2. See notes at the beginning of this chapter.

Countries and economies are ranked in ascending order of the percentage of 56-65 year-olds (Cohort 1) who attained a higher level of education than their parents had.

Source: OECD, PIAAC dataset, Table 2.19.

 StatLink https://doi.org/10.1787/888933830367

Declining upward educational mobility is observed in 21 countries (see Figure 2.14). These are countries where the percentage of upwardly mobile adults was higher among the oldest cohort than among the youngest cohort in the study. In 11 of these countries (Canada, Denmark, Estonia, Israel, Lithuania, New Zealand, Norway, Poland, the Slovak Republic, Sweden and the United States) the share of upwardly mobile adults shrank gradually with each new cohort. In seven other countries (Austria, Belgium, England, Finland, Japan, Slovenia and Russia), as on average for all PIAAC-participating countries, an increase in upward mobility between the first and the second cohorts was followed by a stronger decline among younger cohorts.

By contrast, in seven countries the share of upwardly mobile adults increased over time. In Italy, Singapore, Spain and Turkey, each successive cohort was generally more upwardly mobile than the preceding cohort. In Greece, Ireland and Korea, upward mobility increased over the first two or three cohorts then stabilised or declined slightly in the last cohort, but the trend for the period is positive.

Why do trends in upward educational mobility vary over time and across countries? The key explanatory factor is the timing of educational expansion. As discussed above, upward mobility occurs when an adult attains an education level higher than that of her or his parents. In this analysis, tertiary education is the highest education level under consideration; thus, individuals with tertiary-educated parents cannot experience upward educational mobility. This is partly an artefact of the way education categories were defined in this analysis; but it also reflects the real organisation of the education system and the fact that even the best-performing students do not continue studying indefinitely. Therefore, as a result of what could be called a “ceiling effect”, countries in which upper secondary and tertiary education expanded earlier would be expected to have smaller or declining rates of upward mobility. By contrast, countries with lower levels of educational attainment among older cohorts will have more room to upgrade their populations’ education level.

Take, for example, the seven countries with a positive trend in upward mobility mentioned in the paragraph above. These are countries where the massification of upper secondary education occurred more recently. In Greece, Ireland, Italy, Korea, Spain and Turkey, more than one in two adults born between the mid-1940s and late 1950s (members of Cohort 1, the oldest under study) attained only less than upper secondary education; in Italy and Turkey as few as about one in four did (Table 2.14). By comparison, in Germany and the United States, two countries that led the way in providing schooling for the masses, only about 10% of adults born in the mid-1940s to late 1950s completed their education before entering upper secondary school.

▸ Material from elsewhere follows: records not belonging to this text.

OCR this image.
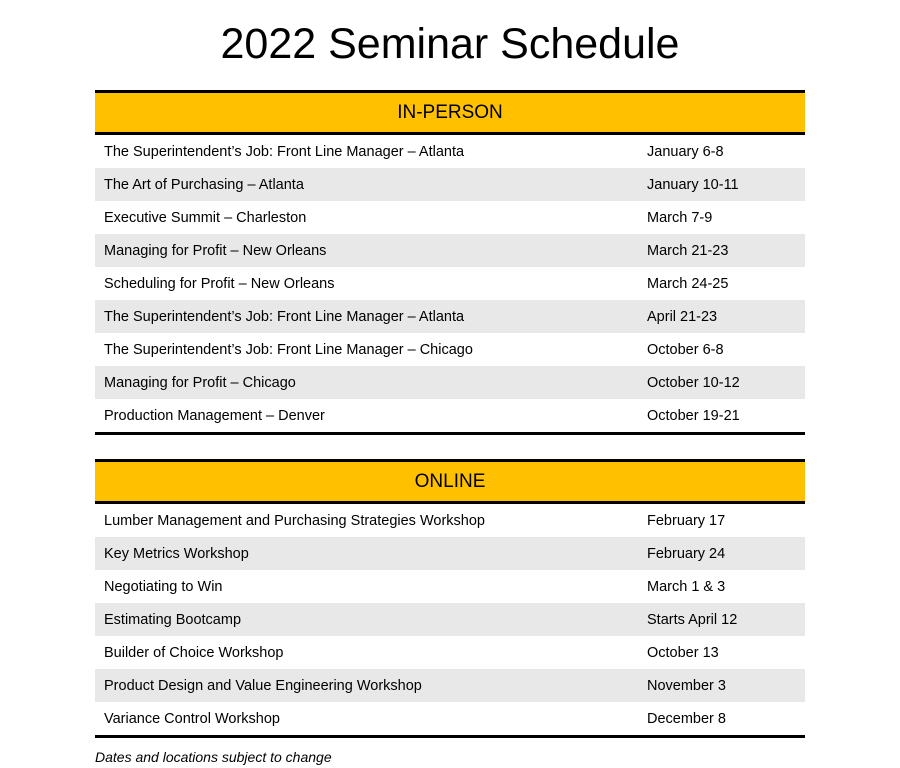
2022 Seminar Schedule
IN-PERSON
The Superintendent’s Job: Front Line Manager – Atlanta	January 6-8
The Art of Purchasing – Atlanta	January 10-11
Executive Summit – Charleston	March 7-9
Managing for Profit – New Orleans	March 21-23
Scheduling for Profit – New Orleans	March 24-25
The Superintendent’s Job: Front Line Manager – Atlanta	April 21-23
The Superintendent’s Job: Front Line Manager – Chicago	October 6-8
Managing for Profit – Chicago	October 10-12
Production Management – Denver	October 19-21
ONLINE
Lumber Management and Purchasing Strategies Workshop	February 17
Key Metrics Workshop	February 24
Negotiating to Win	March 1 & 3
Estimating Bootcamp	Starts April 12
Builder of Choice Workshop	October 13
Product Design and Value Engineering Workshop	November 3
Variance Control Workshop	December 8

Dates and locations subject to change
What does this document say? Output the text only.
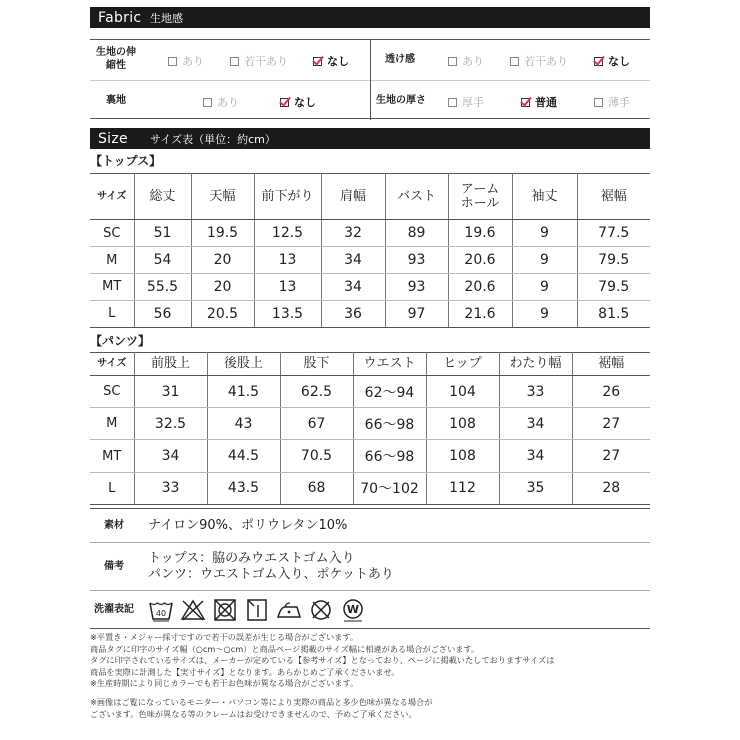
Fabric 生地感
生地の伸縮性	あり	若干あり	なし	透け感	あり	若干あり	なし
裏地	あり	なし	生地の厚さ	厚手	普通	薄手
Size	サイズ表（単位：約cm）
【トップス】
サイズ	総丈	天幅	前下がり	肩幅	バスト	アームホール	袖丈	裾幅
SC	51	19.5	12.5	32	89	19.6	9	77.5
M	54	20	13	34	93	20.6	9	79.5
MT	55.5	20	13	34	93	20.6	9	79.5
L	56	20.5	13.5	36	97	21.6	9	81.5
【パンツ】
サイズ	前股上	後股上	股下	ウエスト	ヒップ	わたり幅	裾幅
SC	31	41.5	62.5	62〜94	104	33	26
M	32.5	43	67	66〜98	108	34	27
MT	34	44.5	70.5	66〜98	108	34	27
L	33	43.5	68	70〜102	112	35	28
素材	ナイロン90%、ポリウレタン10%
備考
トップス：脇のみウエストゴム入り
パンツ：ウエストゴム入り、ポケットあり
洗濯表記	40	W

※平置き・メジャー採寸ですので若干の誤差が生じる場合がございます。

商品タグに印字のサイズ幅（○cm〜○cm）と商品ページ掲載のサイズ幅に相違がある場合がございます。

タグに印字されているサイズは、メーカーが定めている【参考サイズ】となっており、ページに掲載いたしておりますサイズは

商品を実際に計測した【実寸サイズ】となります。あらかじめご了承くださいませ。

※生産時期により同じカラーでも若干お色味が異なる場合がございます。

※画像はご覧になっているモニター・パソコン等により実際の商品と多少色味が異なる場合が

ございます。色味が異なる等のクレームはお受けできませんので、予めご了承ください。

Another source of cross-national variation in upward mobility trends during the past few decades is the timing of the expansion of tertiary education. In Korea and Singapore, two countries where upward mobility has increased over time, the growth over recent decades in the percentage of tertiary-educated adults was the largest among all countries participating in PIAAC. Among adults born between 1946 and 1959 (members of Cohort 1), 21% in Singapore and 15% in Korea completed tertiary education; among those born between 1976 and 1989 (members of Cohort 4), 74% in Singapore and 64% in Korea completed that level of education. By contrast, on average across countries participating in PIAAC, the difference in the share of tertiary-educated adults between the youngest cohort (45%) and the oldest cohort (26%) was 19 percentage points, less than half of the increase in the share of tertiary-educated adults in the two Asian countries (see Table 2.14).

Similarly, in Greece, Italy, Korea, Singapore, Spain and Turkey, parents’ education was very low among adults born between 1946 and 1959 (members of Cohort 1). More than three in four of these parents had completed less than upper secondary education; in Italy (92%) and Turkey (98%), more than nine in ten respondents had parents who had not completed upper secondary education (Table 2.16). This relative delay in securing access to and completing upper secondary education meant that a large part of the population in these countries was eligible to experience upward mobility in the following decades.

In countries where there is a decline in upward educational mobility, access to and attainment of upper secondary education expanded earlier. In Canada, Estonia, Germany, Israel, Lithuania, Poland, Russia and the United States, upper secondary schooling was nearly universal by the middle of the 20th century (i.e. at least 80% of respondents in these countries had completed upper secondary school or attained higher levels of education; see Table 2.14). Similarly, parents’ educational attainment was higher in these countries, among the oldest cohort, than on average in PIAAC-participating countries (Table 2.16).

Disparities in completing tertiary education related to parents’ education

Analyses of educational mobility across generations can capture how much educational attainment has changed between one generation and the next (also known as “absolute” mobility), but it cannot determine whether all socio-economic groups are affected in the same way (a.k.a. “relative” mobility). For example, socio-economically disadvantaged adults who are upwardly mobile compared with their parents might, or might not, attain similar levels of educational attainment as advantaged adults.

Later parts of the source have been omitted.